Second, once adopted, governments may no longer see direct job creation as a priority or even as an economic objective. Already, direct job creation and full employment are not part of our political discourse, and have not been for years. Governments are satisfied with talking about growth, hoping that job creation will result indirectly from it.

This situation can only worsen if governments enact a guaranteed income scheme. After all, what is the urgency of creating jobs when the poor receive a guaranteed income? Yet wages from work are far greater than any guaranteed income would be. It follows that if governments want to ameliorate the livelihood of the poor, creating jobs is a better way to accomplish this.

Third, by de-emphasizing job creation, this policy actually weakens the power of labour unions, which become stronger when unemployment is low and unionization rates are high. Such labour strength is important in light of weak wage gains relative to productivity gains. Yet, nothing in this policy helps to protect wages. If anything, a guaranteed annual income promotes keeping wages low.

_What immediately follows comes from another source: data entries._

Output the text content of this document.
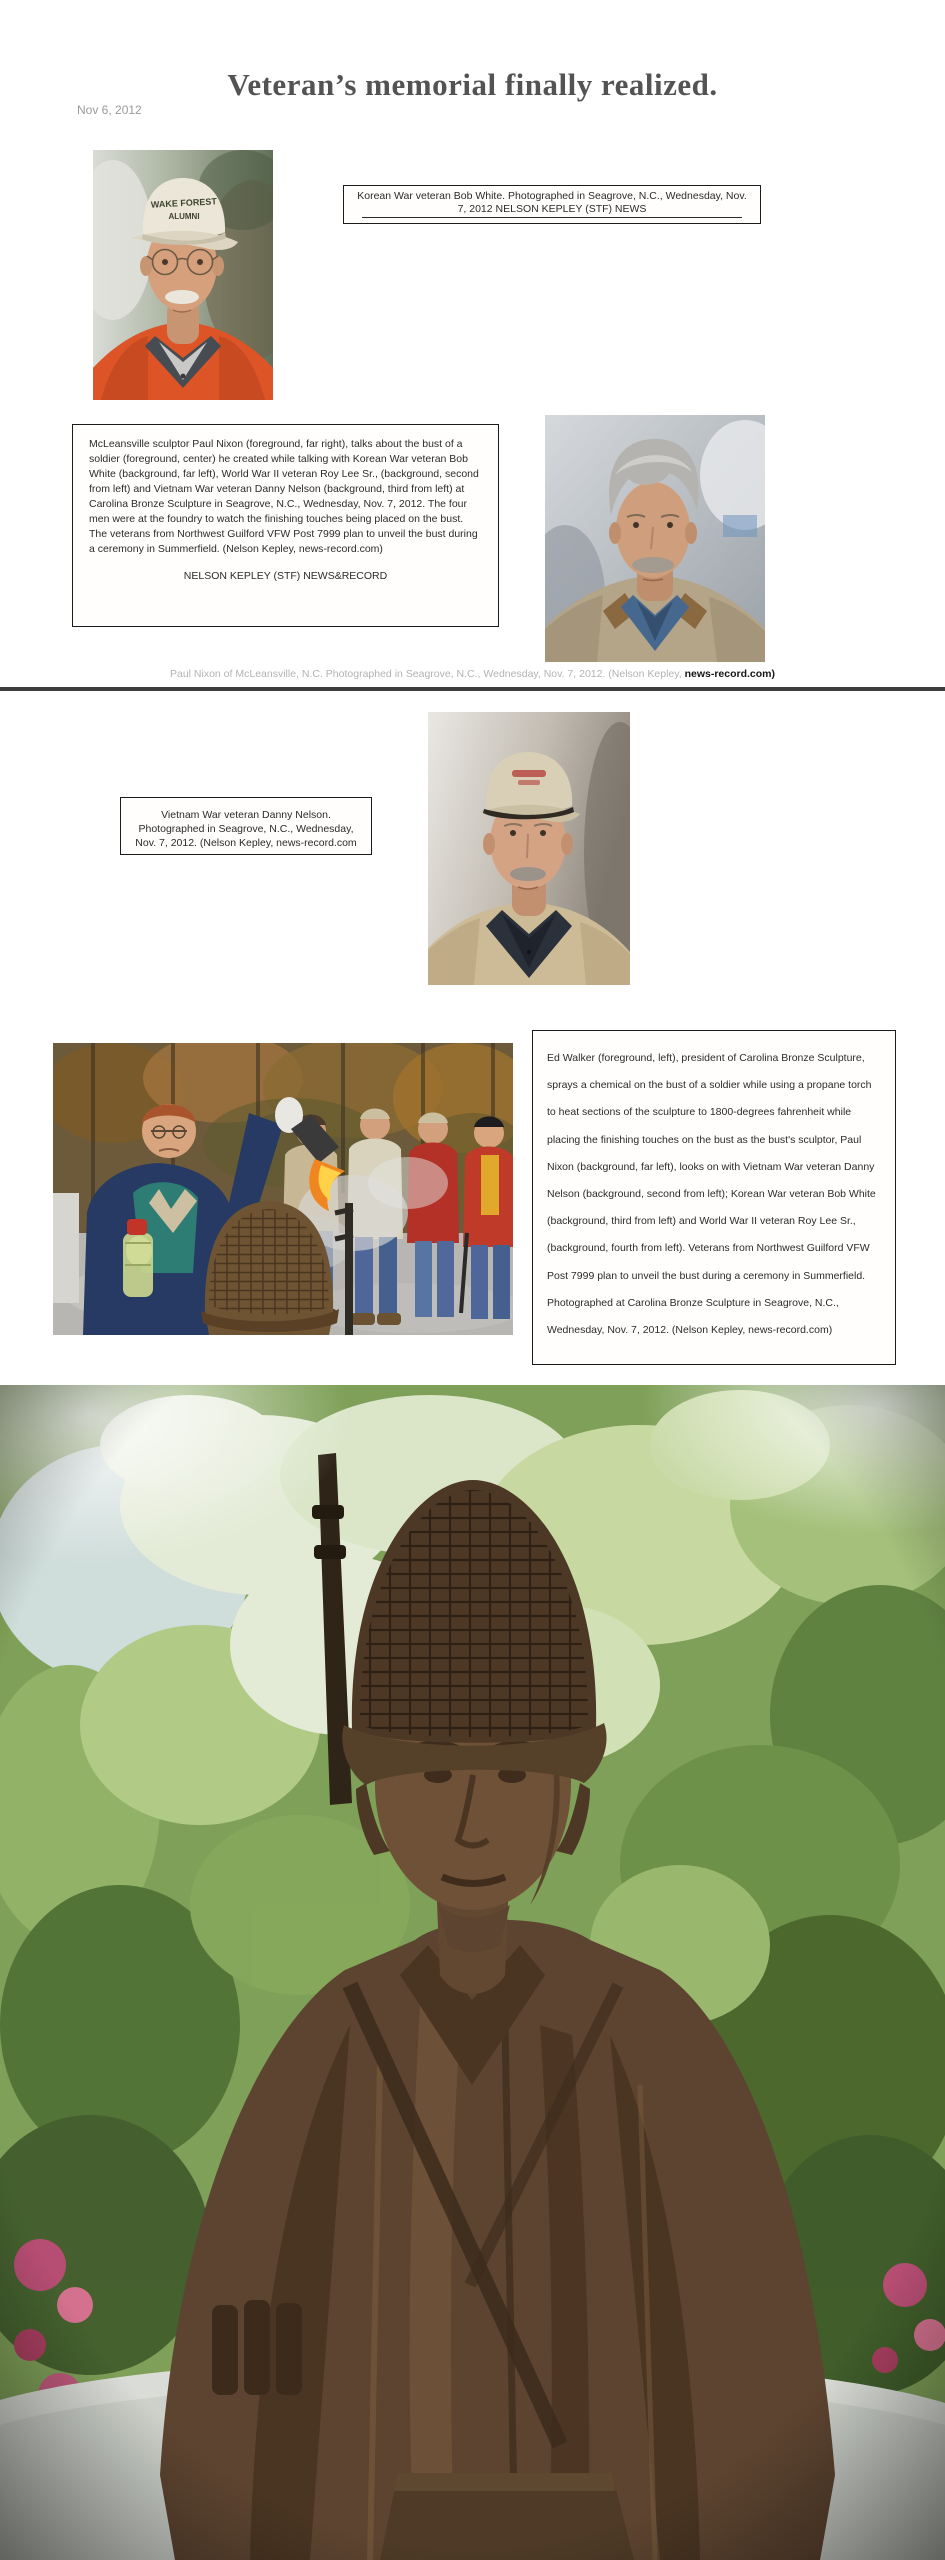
Veteran’s memorial finally realized.
Nov 6, 2012
WAKE FOREST
ALUMNI
Korean War veteran Bob White. Photographed in Seagrove, N.C., Wednesday, Nov. 7, 2012 NELSON KEPLEY (STF) NEWS
McLeansville sculptor Paul Nixon (foreground, far right), talks about the bust of a soldier (foreground, center) he created while talking with Korean War veteran Bob White (background, far left), World War II veteran Roy Lee Sr., (background, second from left) and Vietnam War veteran Danny Nelson (background, third from left) at Carolina Bronze Sculpture in Seagrove, N.C., Wednesday, Nov. 7, 2012. The four men were at the foundry to watch the finishing touches being placed on the bust. The veterans from Northwest Guilford VFW Post 7999 plan to unveil the bust during a ceremony in Summerfield. (Nelson Kepley, news-record.com)
NELSON KEPLEY (STF) NEWS&RECORD
Paul Nixon of McLeansville, N.C. Photographed in Seagrove, N.C., Wednesday, Nov. 7, 2012. (Nelson Kepley, news-record.com)
Vietnam War veteran Danny Nelson. Photographed in Seagrove, N.C., Wednesday, Nov. 7, 2012. (Nelson Kepley, news-record.com
Ed Walker (foreground, left), president of Carolina Bronze Sculpture, sprays a chemical on the bust of a soldier while using a propane torch to heat sections of the sculpture to 1800-degrees fahrenheit while placing the finishing touches on the bust as the bust's sculptor, Paul Nixon (background, far left), looks on with Vietnam War veteran Danny Nelson (background, second from left); Korean War veteran Bob White (background, third from left) and World War II veteran Roy Lee Sr., (background, fourth from left). Veterans from Northwest Guilford VFW Post 7999 plan to unveil the bust during a ceremony in Summerfield. Photographed at Carolina Bronze Sculpture in Seagrove, N.C., Wednesday, Nov. 7, 2012. (Nelson Kepley, news-record.com)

Finally, I am always suspicious when the right embraces a policy from the left. It’s little wonder the right likes this policy – on one hand, it weakens unions, while on the other, it reduces government red tape and the size of the social-welfare state.

In the end, Canadians would be better off with a government committed to job creation, protecting wages, encouraging stronger unions and addressing the inequality of income by targeting high-income earners.